I’m a mom. I pack lunches and give lectures about eating veggies. I apply cream to places that aren’t normally seen in public. Could I risk being arrested? Years ago, I would’ve hestitated for a moment but then I probably would’ve taken my chances. But I fear that the boldness of my youth was waned a bit.
As I was driving around thinking about this, I saw an old narrow road leading off into the woods. Very untraveled-looking. But it wasn’t out of the question…. so I took it. In my 2006 Prius. With the built-in navigation and CD player. Thinking that, wow, things have changed. My first car was a 1977 VW Rabbit — the car that sometimes lacked reverse. It was a junker but it was built like a tank. It was a car that wanted you to make bold choices. It was a car that could handle a pot-holey back road, that could take a few knocks and scratches and I could just laugh it off. Hell, if the car got stuck on the road and couldn’t even come out again, I could probably laugh that off, too (after I got over whining about the $500 I paid for it…). Then my ghost-geek friend and I would hike out of the woods and call parents to come and retrieve us. Ah, the magic time from what — 16 to 22-ish? — where you could still afford to take risks but mom and dad could almost always bail you out. There was danger but most of it later could be chalked up to a funny story to tell your friends.
But growing up means saying goodbye to some of the safety nets of the past. And when you’re a parent, you become the safety net. Can the safety net risk marooning the family car in the woods near an abandoned, haunted mental hospital? How far can the safety net take the scary old road that is much longer than she expected before she has to hang it up and turn around?
I could feel my paranoia amping up as I came to the end of the road, which was blockaded from the street that I drove in on. I had passed this place and hadn’t even noticed it. I turned around carefully and drove out very slowly, even though I wanted to gun it and get the hell out of there. It wasn’t that I scared that some long dead patient would pop out of the woods and yell, “BOOGITY BOOGITY BOO!” It wasn’t that the crumbling buildings gave me the creeps. I was scared that I was going to get a flat tire and be unable to direct Tom to where I was. I was scared that someone might call the cops on me. And I knew that I would never go into one of the abandoned buildings because I’d be afraid that I’d get tetanus from stumbling over an old metal bed rail in the dark. Also, asbestos. I’m scared of that, too.

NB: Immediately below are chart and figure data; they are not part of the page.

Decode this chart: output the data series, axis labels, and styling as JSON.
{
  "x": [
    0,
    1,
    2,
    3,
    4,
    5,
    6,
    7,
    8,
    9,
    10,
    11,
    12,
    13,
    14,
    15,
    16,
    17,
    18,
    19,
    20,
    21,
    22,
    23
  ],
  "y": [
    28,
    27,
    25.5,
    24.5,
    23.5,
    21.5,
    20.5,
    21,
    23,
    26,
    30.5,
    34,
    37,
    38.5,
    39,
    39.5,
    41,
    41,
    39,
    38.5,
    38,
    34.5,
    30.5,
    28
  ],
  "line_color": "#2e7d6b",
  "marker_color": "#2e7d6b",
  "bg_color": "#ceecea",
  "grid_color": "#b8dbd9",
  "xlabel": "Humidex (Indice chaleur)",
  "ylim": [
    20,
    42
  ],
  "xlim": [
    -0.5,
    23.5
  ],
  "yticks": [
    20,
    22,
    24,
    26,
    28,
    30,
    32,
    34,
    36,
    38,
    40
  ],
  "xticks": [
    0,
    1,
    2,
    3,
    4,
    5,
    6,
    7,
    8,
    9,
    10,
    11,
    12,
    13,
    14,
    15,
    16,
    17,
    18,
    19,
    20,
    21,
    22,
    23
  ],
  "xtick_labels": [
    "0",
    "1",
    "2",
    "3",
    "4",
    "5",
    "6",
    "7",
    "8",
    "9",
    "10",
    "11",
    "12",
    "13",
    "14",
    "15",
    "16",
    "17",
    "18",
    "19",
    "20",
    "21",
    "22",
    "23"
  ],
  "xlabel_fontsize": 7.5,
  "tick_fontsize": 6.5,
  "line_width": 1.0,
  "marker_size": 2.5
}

So the safety net drove out of there, laughing at herself and a little disappointed that this was what now passed for high adventure. By the time I got to my safe, familiar coffee shop I had to pee so bad I could practically taste it. (Really, Trish? Must you be so vulgar???) Did I consider dropping trow at old Pennhurst and watering the plants there? Nope. Not for a minute.
Yes, I am a mom. But I still need my little adventures. I haven’t taken Pennhurst totally off the list, though. I have visions of my ghost-geek friend and I driving around over there and scaring the shit out of ourselves. It could happen. If security stopped us, I think I could talk our way out of a fine or a ticket… but if not, would you be willing to come and bail us out?